April 10, 2010

Violently Alive.


Portion Control have gone pop. Not in the sense that thirty years into their career they've suddenly decided to pander to a mainstream palate. But they haven't been this close to producing conventional electronic dance music since the release of Step Forward in 1984: Violently Alive is their most cohesive, coherent, consistent, and most easily consumed recording to date.

As the rapid fire string of releases since the band's unexpected 2003 renaissance has demonstrated, Portion Control mastered the soundscape of an automated world falling apart long before Autechre, Aphex Twin and other contemporary agents of abstract, abrasive ambient music — generally perceived as pioneers — had sorted their gear out.

Yet, save for Blood Loss and the closing You Hold Me Down, the unconventional, free-form pieces are held back on Violently Alive in favour of customarily structured vocal tracks with an average length of three and three-quarters of a minute. Portion Control's hallmark electro punk — complete with samples of film dialogue which, though once ubiquitous in the genre, are now lent a subversive bent by the increasingly fashionable copyright posturing — blends seamlessly with strictly controlled doses of techno and trance.

Despite breaking their methodically monotonous grooves up with a surprising (for Portion Control) number of key changes, their recordings still lend themselves to mixing, remixing, and mashing up in all of its various permutations.

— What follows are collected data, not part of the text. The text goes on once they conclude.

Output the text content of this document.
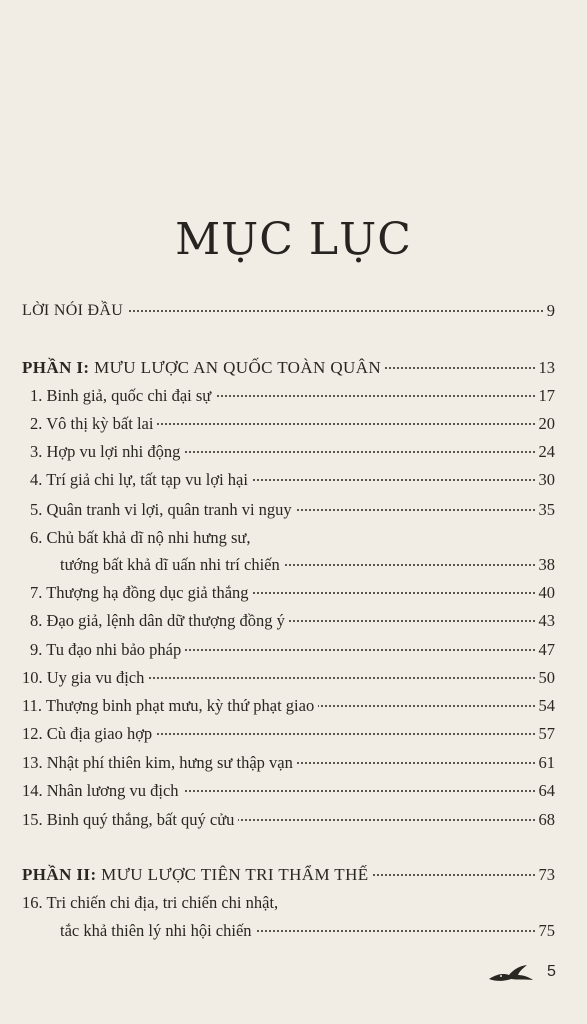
MỤC LỤC
LỜI NÓI ĐẦU	9
PHẦN I: MƯU LƯỢC AN QUỐC TOÀN QUÂN	13
1. Binh giả, quốc chi đại sự	17
2. Vô thị kỳ bất lai	20
3. Hợp vu lợi nhi động	24
4. Trí giả chi lự, tất tạp vu lợi hại	30
5. Quân tranh vi lợi, quân tranh vi nguy	35
6. Chủ bất khả dĩ nộ nhi hưng sư,
tướng bất khả dĩ uấn nhi trí chiến	38
7. Thượng hạ đồng dục giả thắng	40
8. Đạo giả, lệnh dân dữ thượng đồng ý	43
9. Tu đạo nhi bảo pháp	47
10. Uy gia vu địch	50
11. Thượng binh phạt mưu, kỳ thứ phạt giao	54
12. Cù địa giao hợp	57
13. Nhật phí thiên kim, hưng sư thập vạn	61
14. Nhân lương vu địch	64
15. Binh quý thắng, bất quý cửu	68
PHẦN II: MƯU LƯỢC TIÊN TRI THẨM THẾ	73
16. Tri chiến chi địa, tri chiến chi nhật,
tắc khả thiên lý nhi hội chiến	75
5
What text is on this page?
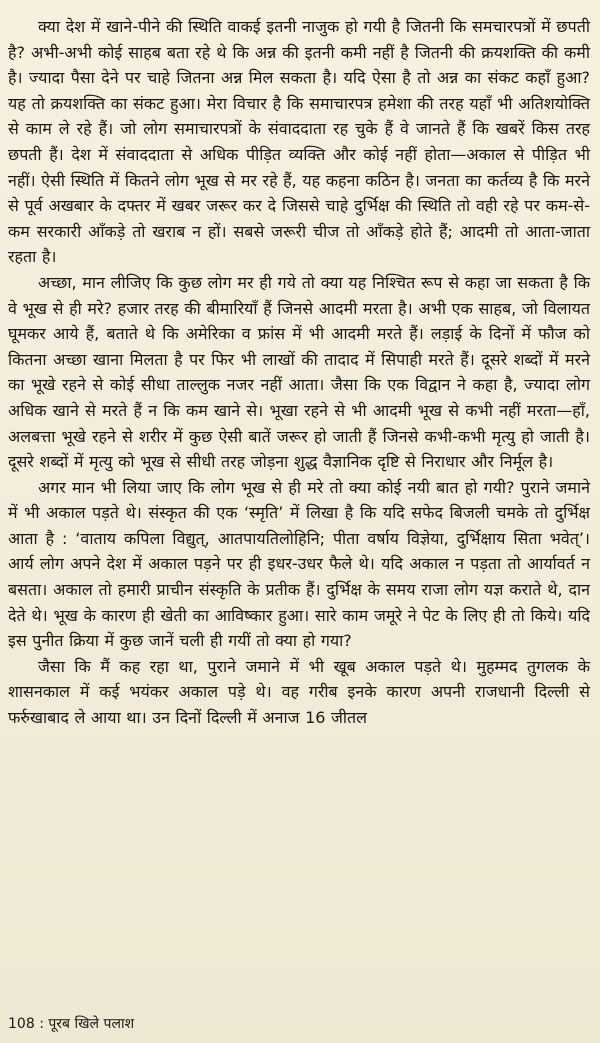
क्या देश में खाने-पीने की स्थिति वाकई इतनी नाजुक हो गयी है जितनी कि समचारपत्रों में छपती है? अभी-अभी कोई साहब बता रहे थे कि अन्न की इतनी कमी नहीं है जितनी की क्रयशक्ति की कमी है। ज्यादा पैसा देने पर चाहे जितना अन्न मिल सकता है। यदि ऐसा है तो अन्न का संकट कहाँ हुआ? यह तो क्रयशक्ति का संकट हुआ। मेरा विचार है कि समाचारपत्र हमेशा की तरह यहाँ भी अतिशयोक्ति से काम ले रहे हैं। जो लोग समाचारपत्रों के संवाददाता रह चुके हैं वे जानते हैं कि खबरें किस तरह छपती हैं। देश में संवाददाता से अधिक पीड़ित व्यक्ति और कोई नहीं होता—अकाल से पीड़ित भी नहीं। ऐसी स्थिति में कितने लोग भूख से मर रहे हैं, यह कहना कठिन है। जनता का कर्तव्य है कि मरने से पूर्व अखबार के दफ्तर में खबर जरूर कर दे जिससे चाहे दुर्भिक्ष की स्थिति तो वही रहे पर कम-से-कम सरकारी आँकड़े तो खराब न हों। सबसे जरूरी चीज तो आँकड़े होते हैं; आदमी तो आता-जाता रहता है।

अच्छा, मान लीजिए कि कुछ लोग मर ही गये तो क्या यह निश्चित रूप से कहा जा सकता है कि वे भूख से ही मरे? हजार तरह की बीमारियाँ हैं जिनसे आदमी मरता है। अभी एक साहब, जो विलायत घूमकर आये हैं, बताते थे कि अमेरिका व फ्रांस में भी आदमी मरते हैं। लड़ाई के दिनों में फौज को कितना अच्छा खाना मिलता है पर फिर भी लाखों की तादाद में सिपाही मरते हैं। दूसरे शब्दों में मरने का भूखे रहने से कोई सीधा ताल्लुक नजर नहीं आता। जैसा कि एक विद्वान ने कहा है, ज्यादा लोग अधिक खाने से मरते हैं न कि कम खाने से। भूखा रहने से भी आदमी भूख से कभी नहीं मरता—हाँ, अलबत्ता भूखे रहने से शरीर में कुछ ऐसी बातें जरूर हो जाती हैं जिनसे कभी-कभी मृत्यु हो जाती है। दूसरे शब्दों में मृत्यु को भूख से सीधी तरह जोड़ना शुद्ध वैज्ञानिक दृष्टि से निराधार और निर्मूल है।

अगर मान भी लिया जाए कि लोग भूख से ही मरे तो क्या कोई नयी बात हो गयी? पुराने जमाने में भी अकाल पड़ते थे। संस्कृत की एक ‘स्मृति’ में लिखा है कि यदि सफेद बिजली चमके तो दुर्भिक्ष आता है : ‘वाताय कपिला विद्युत्, आतपायतिलोहिनि; पीता वर्षाय विज्ञेया, दुर्भिक्षाय सिता भवेत्’। आर्य लोग अपने देश में अकाल पड़ने पर ही इधर-उधर फैले थे। यदि अकाल न पड़ता तो आर्यावर्त न बसता। अकाल तो हमारी प्राचीन संस्कृति के प्रतीक हैं। दुर्भिक्ष के समय राजा लोग यज्ञ कराते थे, दान देते थे। भूख के कारण ही खेती का आविष्कार हुआ। सारे काम जमूरे ने पेट के लिए ही तो किये। यदि इस पुनीत क्रिया में कुछ जानें चली ही गयीं तो क्या हो गया?

जैसा कि मैं कह रहा था, पुराने जमाने में भी खूब अकाल पड़ते थे। मुहम्मद तुगलक के शासनकाल में कई भयंकर अकाल पड़े थे। वह गरीब इनके कारण अपनी राजधानी दिल्ली से फर्रुखाबाद ले आया था। उन दिनों दिल्ली में अनाज 16 जीतल

108 : पूरब खिले पलाश
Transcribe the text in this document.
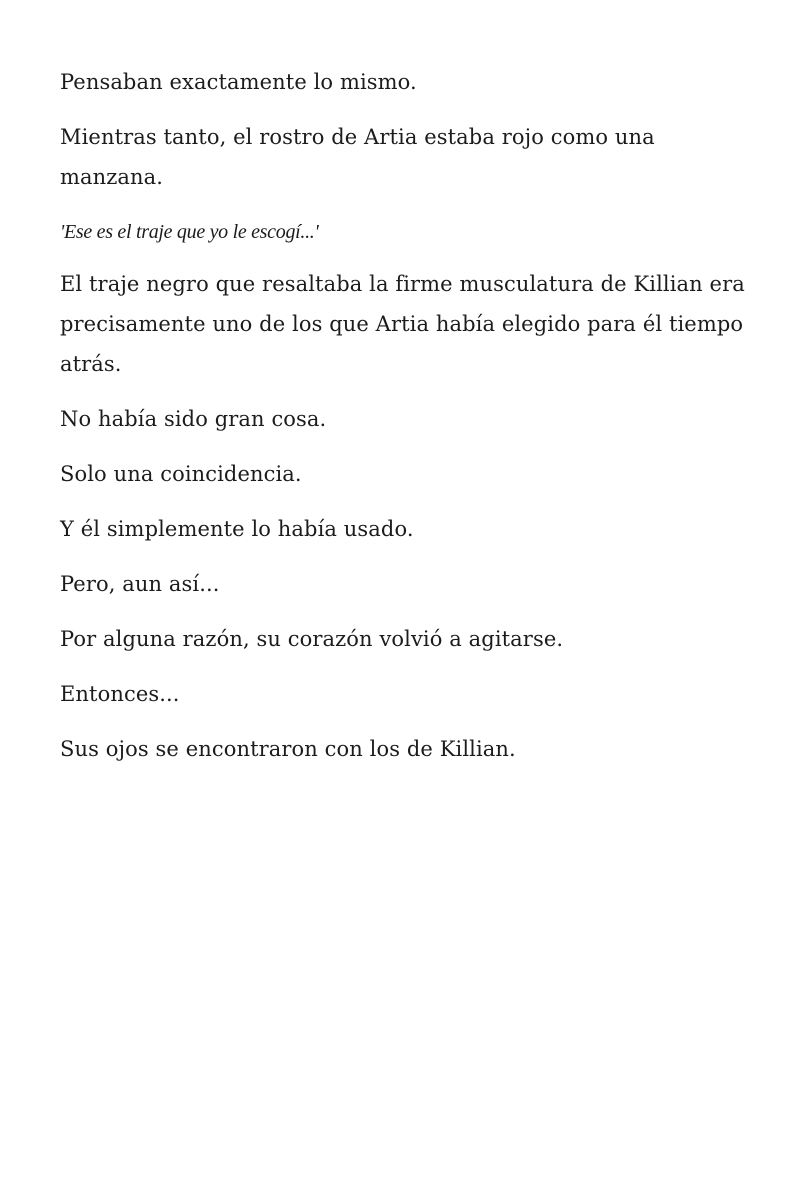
Pensaban exactamente lo mismo.

Mientras tanto, el rostro de Artia estaba rojo como una manzana.

'Ese es el traje que yo le escogí...'

El traje negro que resaltaba la firme musculatura de Killian era precisamente uno de los que Artia había elegido para él tiempo atrás.

No había sido gran cosa.

Solo una coincidencia.

Y él simplemente lo había usado.

Pero, aun así...

Por alguna razón, su corazón volvió a agitarse.

Entonces...

Sus ojos se encontraron con los de Killian.
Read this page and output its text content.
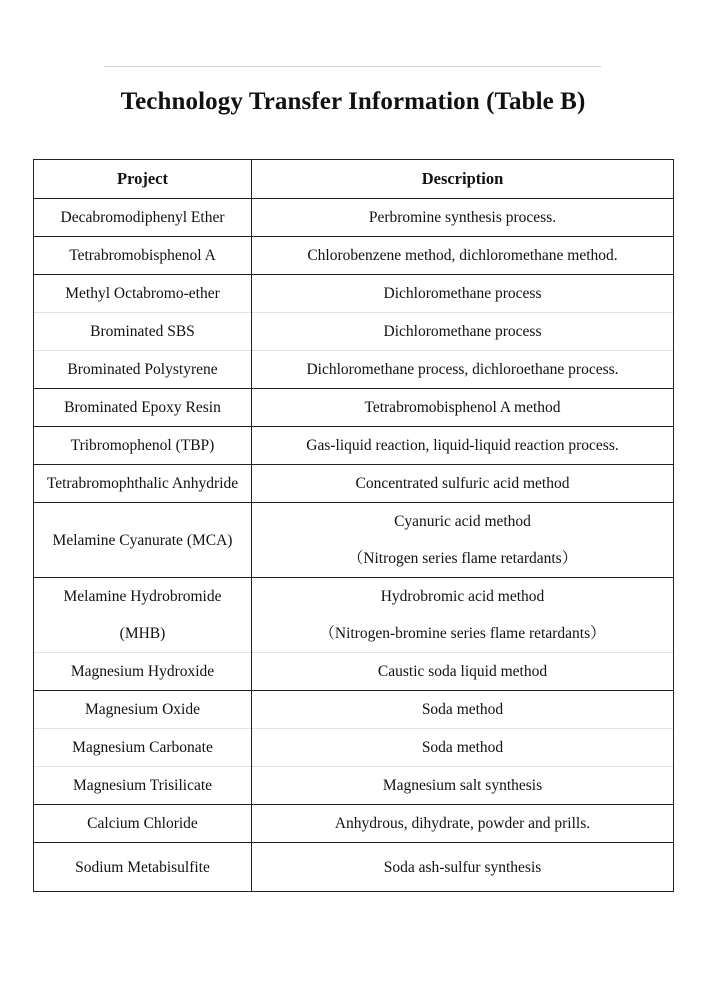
Technology Transfer Information (Table B)
Project	Description

Decabromodiphenyl Ether	Perbromine synthesis process.

Tetrabromobisphenol A	Chlorobenzene method, dichloromethane method.

Methyl Octabromo-ether	Dichloromethane process

Brominated SBS	Dichloromethane process

Brominated Polystyrene	Dichloromethane process, dichloroethane process.

Brominated Epoxy Resin	Tetrabromobisphenol A method

Tribromophenol (TBP)	Gas-liquid reaction, liquid-liquid reaction process.

Tetrabromophthalic Anhydride	Concentrated sulfuric acid method

Melamine Cyanurate (MCA)	Cyanuric acid method
（Nitrogen series flame retardants）

Melamine Hydrobromide
(MHB)	Hydrobromic acid method
（Nitrogen-bromine series flame retardants）

Magnesium Hydroxide	Caustic soda liquid method

Magnesium Oxide	Soda method

Magnesium Carbonate	Soda method

Magnesium Trisilicate	Magnesium salt synthesis

Calcium Chloride	Anhydrous, dihydrate, powder and prills.

Sodium Metabisulfite	Soda ash-sulfur synthesis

Which isn't to say that their intrinsically woven sonic tapestry is unfinished, but rather that the recording isn't necessarily the final artifact. It's meant to be augmented, to evolve; a true cyberpunk product which doesn't attain its full potential until the street finds a use for it.

Thematically, the band continue unravelling the layers of "Onion Jack" Britain, a society enamoured with the idea that constant surveillance, stripping inhabitants and visitors alike of their basic liberties, sacrificing respect in order to "protect", is a panacea for its ills. Dean Piavani's south London snarl gives voice to characters attempting to attain an ever-elusive freedom, while enduring a state of unmitigable control.




With minimal, menacing musical motifs, pithy lyrics exuding paranoid defiance, and packaging with all the charm of surveillance imagery, Portion Control skillfully evoke this technologically saturated, paranoid state, where your movements are tracked, your habits mapped, public transit cards remember where you've been, employee ID cards report when you showed up for work, when you left, and where you went within the compound. Cellphones pinpoint your location, disclose who you call, from where, and how often. Credit card records etch your transactions in time, as do airline tickets — even if you pay cash.

Web browsers constantly add to the significant cache of online data accumulating about you. Cameras are mounted in police cruisers, hang from trees in parks, are fixtures in public places, sports stadiums, shopping malls. Heralds of a new mental ice age, whose defendants claim that if you've nothing to hide you've got nothing to fear, even as you're being habituated to accept heightened levels of scrutiny by unseen eyes for increasingly mundane activities. Like borrowing a book (or Portion Control album) from your local library.

It's a place permeated by threats of violence from an intentionally loosely defined entity, allowing Cold War rhetoric, military symbols and myths to regain prominence. Military heroics, bunker politics, and "us versus them" mentality has been resurrected. It's a scenario reminiscent of contemporary Britain, with its close to 60,000 CCTV cameras operated by local authorities (some 10,500 operated by police in undisclosed locations), and perhaps as many as 4.2 million cameras total when private "security" systems are taken into account — though no one appears to know for sure.

Curiously, Violently Alive contains yet another entry in Portion Control's catalogue entitled Waste, which save for a brief mention of "a reckless soul", has little in common with its namesake track on the band's previous album, 2008's Slug. No doubt providing plenty of opportunity for confusion at Portion Control performances, should the band ever solicit requests.

From the sheer techno workout of Extraction to the bouncy electro punk of Relapse, Portion Control provide a darker, more experimental edge often missing in alternative electronic music produced in Northern Europe — and in contrast to the rock-infused alternative electronic music of North America. Violently Alive is their best album to date, as crucial listening for fans of the genre as 1982's groundbreaking I Staggered Mentally, and the most incisively honed collection of recordings in Portion Control's catalogue thus far.